It’s not going to set any capacity records, but Palau International Airport’s new solar panel array is a big deal for such a small nation and sets an example for other countries.
The Republic of Palau is an island nation in the Pacific Ocean, situated 800 kilometres east of the Philippines. Occupying an area of just 459 km2, Palau has a population of around 21,000.
As is the case with many other Pacific island nations, a significant threat to Palau is rising sea levels, spurred on by global warming.
According to Wikipedia, 85% of Palau’s electricity generation is fossil fuel based. That percentage was decreased somewhat recently after its international airport switched on a 226kW solar panel array, supplied by Kyocera Corporation and funded by the Japanese government’s Official Development Assistance (ODA).

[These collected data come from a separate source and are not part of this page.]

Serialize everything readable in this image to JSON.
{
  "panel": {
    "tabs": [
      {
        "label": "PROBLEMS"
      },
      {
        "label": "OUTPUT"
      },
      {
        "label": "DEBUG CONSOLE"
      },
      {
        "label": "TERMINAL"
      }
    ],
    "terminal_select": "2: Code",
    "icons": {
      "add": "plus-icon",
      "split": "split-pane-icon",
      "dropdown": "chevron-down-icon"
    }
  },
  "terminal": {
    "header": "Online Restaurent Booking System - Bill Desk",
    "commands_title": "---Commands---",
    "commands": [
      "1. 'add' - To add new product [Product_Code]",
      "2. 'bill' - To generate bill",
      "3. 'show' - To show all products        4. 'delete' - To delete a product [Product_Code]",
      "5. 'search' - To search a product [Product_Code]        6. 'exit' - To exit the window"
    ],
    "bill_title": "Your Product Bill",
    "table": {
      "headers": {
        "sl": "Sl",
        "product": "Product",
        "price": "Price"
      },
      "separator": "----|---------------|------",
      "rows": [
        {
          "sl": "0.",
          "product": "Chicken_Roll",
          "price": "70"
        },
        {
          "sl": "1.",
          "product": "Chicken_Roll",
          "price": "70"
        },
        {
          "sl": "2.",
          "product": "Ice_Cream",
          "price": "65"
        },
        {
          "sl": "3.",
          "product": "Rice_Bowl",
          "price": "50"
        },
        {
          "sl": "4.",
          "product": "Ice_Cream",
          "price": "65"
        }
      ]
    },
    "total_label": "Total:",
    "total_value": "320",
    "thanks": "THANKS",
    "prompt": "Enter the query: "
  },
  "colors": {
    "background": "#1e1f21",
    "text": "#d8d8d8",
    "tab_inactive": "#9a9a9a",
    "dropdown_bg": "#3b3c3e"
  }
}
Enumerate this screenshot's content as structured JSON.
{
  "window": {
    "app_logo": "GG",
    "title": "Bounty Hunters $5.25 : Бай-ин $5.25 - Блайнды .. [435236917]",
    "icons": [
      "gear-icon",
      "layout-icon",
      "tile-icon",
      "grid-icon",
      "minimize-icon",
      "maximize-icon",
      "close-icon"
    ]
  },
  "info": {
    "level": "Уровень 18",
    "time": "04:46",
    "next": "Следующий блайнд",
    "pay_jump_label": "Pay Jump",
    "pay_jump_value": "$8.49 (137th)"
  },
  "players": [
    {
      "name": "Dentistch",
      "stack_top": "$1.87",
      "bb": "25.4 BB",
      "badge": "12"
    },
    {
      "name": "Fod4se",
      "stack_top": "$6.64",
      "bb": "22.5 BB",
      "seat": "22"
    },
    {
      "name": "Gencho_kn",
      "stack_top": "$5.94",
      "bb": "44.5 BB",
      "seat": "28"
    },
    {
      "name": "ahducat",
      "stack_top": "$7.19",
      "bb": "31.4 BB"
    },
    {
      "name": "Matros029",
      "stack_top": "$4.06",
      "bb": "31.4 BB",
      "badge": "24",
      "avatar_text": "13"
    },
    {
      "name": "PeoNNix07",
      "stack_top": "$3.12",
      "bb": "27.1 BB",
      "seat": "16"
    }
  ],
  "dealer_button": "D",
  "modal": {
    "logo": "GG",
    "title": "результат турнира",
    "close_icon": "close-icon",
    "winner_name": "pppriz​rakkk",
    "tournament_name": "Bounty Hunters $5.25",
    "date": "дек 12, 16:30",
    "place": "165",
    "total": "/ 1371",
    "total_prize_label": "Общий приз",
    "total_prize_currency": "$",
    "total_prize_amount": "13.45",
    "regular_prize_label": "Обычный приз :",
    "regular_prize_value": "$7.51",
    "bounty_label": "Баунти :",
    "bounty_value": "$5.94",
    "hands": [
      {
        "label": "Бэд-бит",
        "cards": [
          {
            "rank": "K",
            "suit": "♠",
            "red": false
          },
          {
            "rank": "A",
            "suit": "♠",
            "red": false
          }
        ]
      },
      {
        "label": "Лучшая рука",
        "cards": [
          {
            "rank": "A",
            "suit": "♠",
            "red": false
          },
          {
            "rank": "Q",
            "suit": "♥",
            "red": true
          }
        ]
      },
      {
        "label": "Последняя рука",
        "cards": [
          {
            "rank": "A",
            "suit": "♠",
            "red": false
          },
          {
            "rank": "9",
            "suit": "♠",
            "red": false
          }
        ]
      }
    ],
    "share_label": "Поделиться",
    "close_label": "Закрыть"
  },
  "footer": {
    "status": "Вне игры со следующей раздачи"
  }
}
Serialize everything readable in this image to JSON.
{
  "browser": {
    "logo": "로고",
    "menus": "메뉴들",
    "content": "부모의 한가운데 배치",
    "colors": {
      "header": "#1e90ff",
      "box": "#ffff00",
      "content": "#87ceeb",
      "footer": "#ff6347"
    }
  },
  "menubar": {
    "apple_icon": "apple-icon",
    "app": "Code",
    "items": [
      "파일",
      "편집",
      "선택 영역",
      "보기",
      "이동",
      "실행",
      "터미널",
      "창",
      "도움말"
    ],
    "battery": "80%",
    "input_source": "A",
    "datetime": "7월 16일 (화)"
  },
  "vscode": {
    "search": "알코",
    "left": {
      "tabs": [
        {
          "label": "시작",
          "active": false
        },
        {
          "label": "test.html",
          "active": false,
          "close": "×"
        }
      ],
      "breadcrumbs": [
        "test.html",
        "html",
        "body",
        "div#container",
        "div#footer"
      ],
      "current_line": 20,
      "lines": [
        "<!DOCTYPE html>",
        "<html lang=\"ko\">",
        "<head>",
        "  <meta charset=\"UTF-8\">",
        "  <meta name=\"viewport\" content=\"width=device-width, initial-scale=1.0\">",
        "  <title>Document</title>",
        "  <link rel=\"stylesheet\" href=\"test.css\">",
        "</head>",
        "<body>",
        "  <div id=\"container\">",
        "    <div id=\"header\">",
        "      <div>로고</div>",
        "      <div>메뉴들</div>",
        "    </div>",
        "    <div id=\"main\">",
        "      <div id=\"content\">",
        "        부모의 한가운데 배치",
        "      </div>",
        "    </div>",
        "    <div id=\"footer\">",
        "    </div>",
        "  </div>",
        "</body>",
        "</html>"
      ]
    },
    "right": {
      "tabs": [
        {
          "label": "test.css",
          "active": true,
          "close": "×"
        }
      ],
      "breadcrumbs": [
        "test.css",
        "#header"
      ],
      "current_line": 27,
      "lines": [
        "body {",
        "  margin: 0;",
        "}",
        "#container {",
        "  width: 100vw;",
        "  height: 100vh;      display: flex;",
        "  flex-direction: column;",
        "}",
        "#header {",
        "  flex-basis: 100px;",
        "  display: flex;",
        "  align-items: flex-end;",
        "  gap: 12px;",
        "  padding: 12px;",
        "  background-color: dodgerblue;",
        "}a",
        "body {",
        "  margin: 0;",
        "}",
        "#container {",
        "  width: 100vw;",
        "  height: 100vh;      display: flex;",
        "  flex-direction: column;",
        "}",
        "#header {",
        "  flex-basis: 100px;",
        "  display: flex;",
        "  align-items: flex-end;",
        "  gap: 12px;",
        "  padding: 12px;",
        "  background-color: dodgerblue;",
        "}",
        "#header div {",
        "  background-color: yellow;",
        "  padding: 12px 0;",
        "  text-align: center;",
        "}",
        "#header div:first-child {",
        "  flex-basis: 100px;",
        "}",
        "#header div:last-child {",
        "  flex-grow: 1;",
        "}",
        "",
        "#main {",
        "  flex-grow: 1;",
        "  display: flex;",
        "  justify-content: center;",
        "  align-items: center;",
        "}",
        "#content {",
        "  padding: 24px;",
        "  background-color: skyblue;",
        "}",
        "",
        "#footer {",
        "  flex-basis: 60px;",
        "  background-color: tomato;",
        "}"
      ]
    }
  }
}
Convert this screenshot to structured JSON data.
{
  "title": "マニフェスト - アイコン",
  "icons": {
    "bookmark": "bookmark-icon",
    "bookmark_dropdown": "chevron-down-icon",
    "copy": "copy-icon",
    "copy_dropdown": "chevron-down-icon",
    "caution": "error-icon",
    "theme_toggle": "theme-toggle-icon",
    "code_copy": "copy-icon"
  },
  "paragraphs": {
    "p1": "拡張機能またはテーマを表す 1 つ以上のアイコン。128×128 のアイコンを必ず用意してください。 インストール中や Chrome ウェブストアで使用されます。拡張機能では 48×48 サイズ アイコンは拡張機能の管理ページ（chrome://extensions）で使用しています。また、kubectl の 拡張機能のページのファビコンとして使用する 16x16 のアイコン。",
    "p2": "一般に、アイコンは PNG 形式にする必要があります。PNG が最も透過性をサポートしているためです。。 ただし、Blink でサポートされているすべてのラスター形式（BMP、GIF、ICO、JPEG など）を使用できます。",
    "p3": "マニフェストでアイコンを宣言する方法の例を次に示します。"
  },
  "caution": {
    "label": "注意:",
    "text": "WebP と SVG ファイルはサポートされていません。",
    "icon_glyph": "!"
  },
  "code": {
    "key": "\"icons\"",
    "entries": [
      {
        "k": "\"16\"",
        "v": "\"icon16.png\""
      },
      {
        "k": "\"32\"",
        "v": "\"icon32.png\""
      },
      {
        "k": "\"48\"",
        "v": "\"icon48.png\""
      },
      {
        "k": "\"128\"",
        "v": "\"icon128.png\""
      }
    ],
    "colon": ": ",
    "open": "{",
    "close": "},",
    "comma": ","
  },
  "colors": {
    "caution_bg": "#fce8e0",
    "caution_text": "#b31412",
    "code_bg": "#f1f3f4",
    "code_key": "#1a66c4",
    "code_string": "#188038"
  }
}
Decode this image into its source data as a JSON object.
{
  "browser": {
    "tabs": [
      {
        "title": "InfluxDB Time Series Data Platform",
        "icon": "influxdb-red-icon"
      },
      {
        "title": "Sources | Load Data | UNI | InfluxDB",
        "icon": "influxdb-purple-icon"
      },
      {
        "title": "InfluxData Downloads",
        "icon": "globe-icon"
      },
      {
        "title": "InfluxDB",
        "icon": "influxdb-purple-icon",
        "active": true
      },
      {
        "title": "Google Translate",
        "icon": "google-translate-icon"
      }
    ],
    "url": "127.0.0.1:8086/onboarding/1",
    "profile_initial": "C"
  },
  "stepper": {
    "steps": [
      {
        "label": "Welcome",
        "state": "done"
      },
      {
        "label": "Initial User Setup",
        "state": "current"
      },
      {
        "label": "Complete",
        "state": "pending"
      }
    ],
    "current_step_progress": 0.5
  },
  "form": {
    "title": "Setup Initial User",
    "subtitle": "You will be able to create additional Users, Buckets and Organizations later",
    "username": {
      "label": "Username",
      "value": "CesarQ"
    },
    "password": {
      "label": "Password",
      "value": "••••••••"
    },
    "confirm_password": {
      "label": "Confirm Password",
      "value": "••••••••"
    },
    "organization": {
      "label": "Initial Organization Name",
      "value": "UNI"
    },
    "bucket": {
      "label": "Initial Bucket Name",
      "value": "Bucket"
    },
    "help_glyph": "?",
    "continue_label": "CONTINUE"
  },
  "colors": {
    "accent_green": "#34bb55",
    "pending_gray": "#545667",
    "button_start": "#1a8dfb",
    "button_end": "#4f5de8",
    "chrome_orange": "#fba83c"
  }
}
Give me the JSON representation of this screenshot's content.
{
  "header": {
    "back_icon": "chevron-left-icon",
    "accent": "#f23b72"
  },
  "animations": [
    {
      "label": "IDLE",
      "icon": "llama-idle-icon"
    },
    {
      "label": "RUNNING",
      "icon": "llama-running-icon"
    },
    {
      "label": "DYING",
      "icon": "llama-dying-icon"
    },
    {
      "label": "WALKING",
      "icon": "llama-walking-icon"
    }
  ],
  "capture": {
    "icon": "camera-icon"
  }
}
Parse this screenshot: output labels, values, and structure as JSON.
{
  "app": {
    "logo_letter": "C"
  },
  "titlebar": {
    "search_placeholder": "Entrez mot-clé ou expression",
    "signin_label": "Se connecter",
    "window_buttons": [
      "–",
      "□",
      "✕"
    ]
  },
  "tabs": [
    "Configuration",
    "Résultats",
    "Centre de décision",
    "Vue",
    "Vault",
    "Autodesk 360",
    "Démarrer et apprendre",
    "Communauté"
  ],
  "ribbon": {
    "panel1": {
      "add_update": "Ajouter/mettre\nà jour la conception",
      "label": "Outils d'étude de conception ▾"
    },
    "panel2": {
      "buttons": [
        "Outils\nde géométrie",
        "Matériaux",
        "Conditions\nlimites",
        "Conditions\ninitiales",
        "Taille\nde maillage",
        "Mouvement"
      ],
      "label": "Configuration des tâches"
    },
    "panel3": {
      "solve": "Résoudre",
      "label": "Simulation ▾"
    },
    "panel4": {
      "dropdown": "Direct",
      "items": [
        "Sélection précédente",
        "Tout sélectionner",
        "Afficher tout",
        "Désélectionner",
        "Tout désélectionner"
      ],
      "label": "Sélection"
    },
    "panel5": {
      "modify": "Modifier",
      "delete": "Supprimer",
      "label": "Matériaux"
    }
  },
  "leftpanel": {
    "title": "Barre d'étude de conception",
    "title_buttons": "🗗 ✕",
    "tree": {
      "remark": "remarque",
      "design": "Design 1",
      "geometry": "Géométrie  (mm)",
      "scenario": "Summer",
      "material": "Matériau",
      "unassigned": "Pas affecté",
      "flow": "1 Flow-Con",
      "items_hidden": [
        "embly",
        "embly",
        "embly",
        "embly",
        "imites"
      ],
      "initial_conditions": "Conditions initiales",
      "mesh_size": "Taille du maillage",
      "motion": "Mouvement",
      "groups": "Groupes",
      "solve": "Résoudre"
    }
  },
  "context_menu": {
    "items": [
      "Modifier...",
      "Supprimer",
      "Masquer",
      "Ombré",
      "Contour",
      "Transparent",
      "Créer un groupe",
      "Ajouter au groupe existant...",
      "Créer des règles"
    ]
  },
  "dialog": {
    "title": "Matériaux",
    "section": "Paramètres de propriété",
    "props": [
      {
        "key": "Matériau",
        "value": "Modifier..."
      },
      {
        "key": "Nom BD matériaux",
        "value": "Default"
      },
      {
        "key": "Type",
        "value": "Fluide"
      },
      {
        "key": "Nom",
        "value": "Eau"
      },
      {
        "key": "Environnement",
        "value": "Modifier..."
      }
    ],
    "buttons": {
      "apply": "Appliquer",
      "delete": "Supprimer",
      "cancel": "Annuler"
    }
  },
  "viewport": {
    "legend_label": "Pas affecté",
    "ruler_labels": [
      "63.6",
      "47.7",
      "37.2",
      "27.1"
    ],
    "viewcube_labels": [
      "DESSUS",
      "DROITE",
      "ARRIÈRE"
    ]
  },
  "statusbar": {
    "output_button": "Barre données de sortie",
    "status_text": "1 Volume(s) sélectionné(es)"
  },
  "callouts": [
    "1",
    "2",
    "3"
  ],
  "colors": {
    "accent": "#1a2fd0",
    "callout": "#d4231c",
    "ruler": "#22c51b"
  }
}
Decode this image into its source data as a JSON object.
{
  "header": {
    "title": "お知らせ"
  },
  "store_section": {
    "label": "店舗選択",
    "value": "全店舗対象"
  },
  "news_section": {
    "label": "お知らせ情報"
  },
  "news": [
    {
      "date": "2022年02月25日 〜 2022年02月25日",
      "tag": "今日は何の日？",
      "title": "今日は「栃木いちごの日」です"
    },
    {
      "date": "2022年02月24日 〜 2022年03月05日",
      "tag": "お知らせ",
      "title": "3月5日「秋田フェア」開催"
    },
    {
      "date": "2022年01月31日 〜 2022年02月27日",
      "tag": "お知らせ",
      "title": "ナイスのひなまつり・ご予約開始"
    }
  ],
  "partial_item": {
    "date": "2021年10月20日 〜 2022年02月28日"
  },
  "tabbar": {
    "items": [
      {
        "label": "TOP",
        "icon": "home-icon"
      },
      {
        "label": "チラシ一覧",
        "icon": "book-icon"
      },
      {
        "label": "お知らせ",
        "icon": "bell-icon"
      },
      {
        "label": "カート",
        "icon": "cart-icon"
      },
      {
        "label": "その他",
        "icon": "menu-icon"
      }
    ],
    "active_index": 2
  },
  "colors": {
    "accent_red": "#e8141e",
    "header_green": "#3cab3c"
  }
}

The first grid-connected solar power system in the country, Palau airport’s solar farm is made up of 1,080 Kyocera 210 watt solar modules. Kyocera estimates the system will generate 250 megawatt-hours of electricity annually, avoiding approximately 80 tonnes of carbon dioxide emissions each year.
The solar panels are also acting as a shade structure; having been installed in the airport’s parking lot. Due to the prevalence of cyclones in the region, the back of the modules have been reinforced with extra support to increase wind-pressure resistance.
With so much land dedicated to car parking around the world, each instance represents a golden opportunity to make better use of this land by the addition of solar panels. Aside from harvesting energy from the sun, solar arrays also help protect the vehicles beneath them, particularly during summer when the sun beats down and turns the interior of cars into ovens.
Additionally, solar panels don’t just create clean, renewable electricity for the nations where they are installed, they can also play a small but vital role in helping prevent island nations such as Palau from the inundation predicted to occur if humanity does not rein in its carbon footprint.